CEE-7 countries' fiscal balaces will improve in 2012; Hungary still in a fragile position

1 March 2012 — Daniela GHETU
The central governments of the larger Central and Eastern European (CEE) countries will need to borrow EUR 94 billion in 2012 to finance deficits and roll over existing debt, equivalent to an estimated 10% of their combined GDP, forecasts FITCH in a recent report published by the agency. This puts CEE-7 countries (Croatia, Czech Republic, Hungary, Poland, Romania, Slovakia, Slovenia) on a par with their peers in the eurozone's healthy core.

In comparison, Greece, Portugal, Ireland (whose requirements are covered by bailout programmes), Italy and Spain face GPBRs of between 15%-35% of GDP in 2012. Fitch considers the GPBRs of CEE-7 countries to be manageable, and that, barring severe turbulence on financial markets or policy mistakes, market access will be retained.

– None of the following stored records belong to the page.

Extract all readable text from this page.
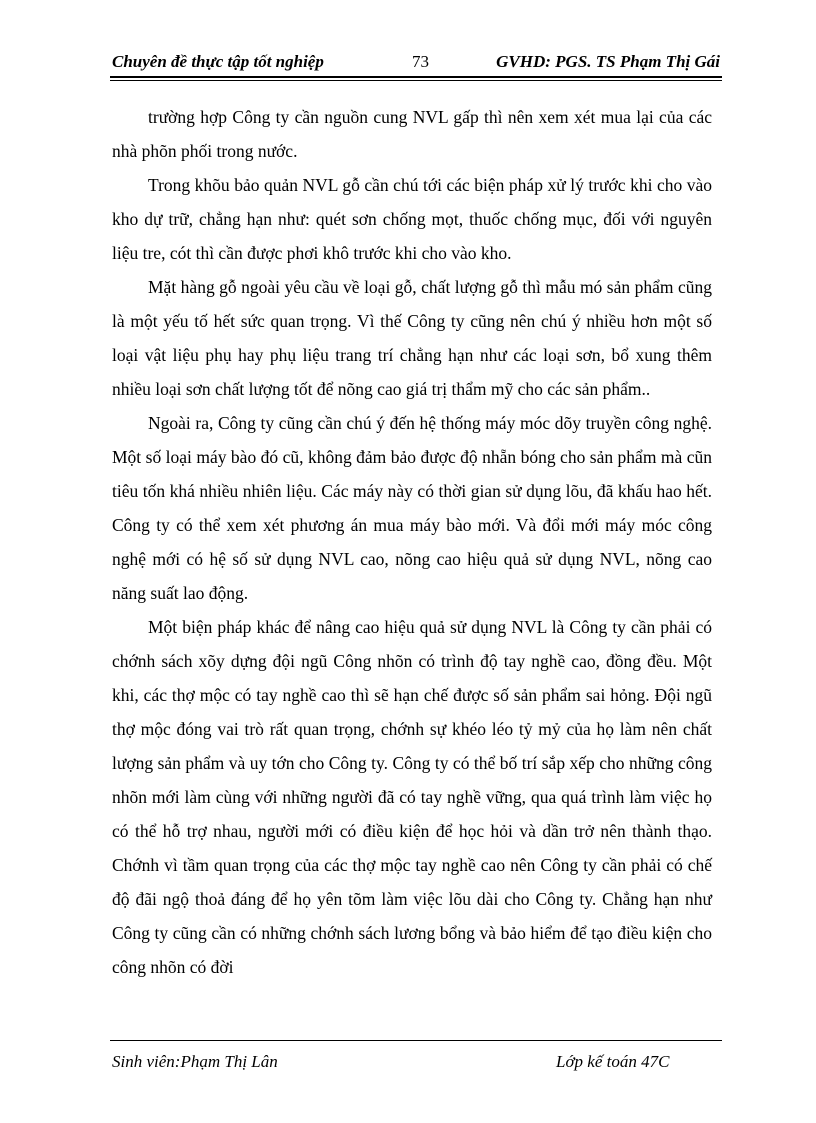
Chuyên đề thực tập tốt nghiệp	73	GVHD: PGS. TS Phạm Thị Gái

trường hợp Công ty cần nguồn cung NVL gấp thì nên xem xét mua lại của các nhà phõn phối trong nước.

Trong khõu bảo quản NVL gỗ cần chú tới các biện pháp xử lý trước khi cho vào kho dự trữ, chẳng hạn như: quét sơn chống mọt, thuốc chống mục, đối với nguyên liệu tre, cót thì cần được phơi khô trước khi cho vào kho.

Mặt hàng gỗ ngoài yêu cầu về loại gỗ, chất lượng gỗ thì mẫu mó sản phẩm cũng là một yếu tố hết sức quan trọng. Vì thế Công ty cũng nên chú ý nhiều hơn một số loại vật liệu phụ hay phụ liệu trang trí chẳng hạn như các loại sơn, bổ xung thêm nhiều loại sơn chất lượng tốt để nõng cao giá trị thẩm mỹ cho các sản phẩm..

Ngoài ra, Công ty cũng cần chú ý đến hệ thống máy móc dõy truyền công nghệ. Một số loại máy bào đó cũ, không đảm bảo được độ nhẵn bóng cho sản phẩm mà cũn tiêu tốn khá nhiều nhiên liệu. Các máy này có thời gian sử dụng lõu, đã khấu hao hết. Công ty có thể xem xét phương án mua máy bào mới. Và đổi mới máy móc công nghệ mới có hệ số sử dụng NVL cao, nõng cao hiệu quả sử dụng NVL, nõng cao năng suất lao động.

Một biện pháp khác để nâng cao hiệu quả sử dụng NVL là Công ty cần phải có chớnh sách xõy dựng đội ngũ Công nhõn có trình độ tay nghề cao, đồng đều. Một khi, các thợ mộc có tay nghề cao thì sẽ hạn chế được số sản phẩm sai hỏng. Đội ngũ thợ mộc đóng vai trò rất quan trọng, chớnh sự khéo léo tỷ mỷ của họ làm nên chất lượng sản phẩm và uy tớn cho Công ty. Công ty có thể bố trí sắp xếp cho những công nhõn mới làm cùng với những người đã có tay nghề vững, qua quá trình làm việc họ có thể hỗ trợ nhau, người mới có điều kiện để học hỏi và dần trở nên thành thạo. Chớnh vì tầm quan trọng của các thợ mộc tay nghề cao nên Công ty cần phải có chế độ đãi ngộ thoả đáng để họ yên tõm làm việc lõu dài cho Công ty. Chẳng hạn như Công ty cũng cần có những chớnh sách lương bổng và bảo hiểm để tạo điều kiện cho công nhõn có đời

Sinh viên:Phạm Thị Lân	Lớp kế toán 47C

Fiscal balances are expected to improve across the region in line with commitments to the EU. Fitch forecasts that the (GDP-weighted) average general government (GG) deficit in the CEE-7 will fall to 3.5% of GDP in 2012 from an estimated 4.1% in 2011. The agency forecasts that fiscal consolidation in Poland, Romania and Slovakia will lead to improvements in their headline fiscal balances of between 1.7 and 2 pp of GDP. Hungary‟s balance will swing back into deficit, but the 2011 figure was distorted by the reversal of previous pension reforms, which brought hitherto privately-run pension assets back under state control. Among CEE-7 countries, only Slovenia is projected to run a broadly unchanged GG deficit in 2012, as uncertainties remain about the recently-installed government's deficit reduction plans.

Five of the seven countries in our sample recently had parliamentary elections (Poland, Slovenia and Croatia), or are scheduled to hold them in 2012 (Slovakia and Romania), the Report shows. These cloud the outlook for fiscal policy, notwithstanding fiscal targets agreed with the EU, and the harder constraints and surveillance imposed by the EU. A new government is in place in Romania ("BBB−"/Stable), and has undertaken to meet policy targets agreed with the EU and the IMF.

Hungary, on the other hand, is downgraded already to speculative grade ("BB+‟), and both it and Croatia ("BBB−") are on Negative Outlook. Their capacity to obtain market financing on sustainable terms depends to a great degree on the implementation of fiscal consolidation programmes, and in Hungary's case on the restoration of policy credibility. Hungary is in a particularly fragile position, as formal negotiations on a new precautionary IMF-EU deal (which markets appear to have discounted already) have yet to begin. Obtaining the deal, and avoiding further instances of policy unpredictability will be key to securing smooth market refinancing in 2012 and beyond.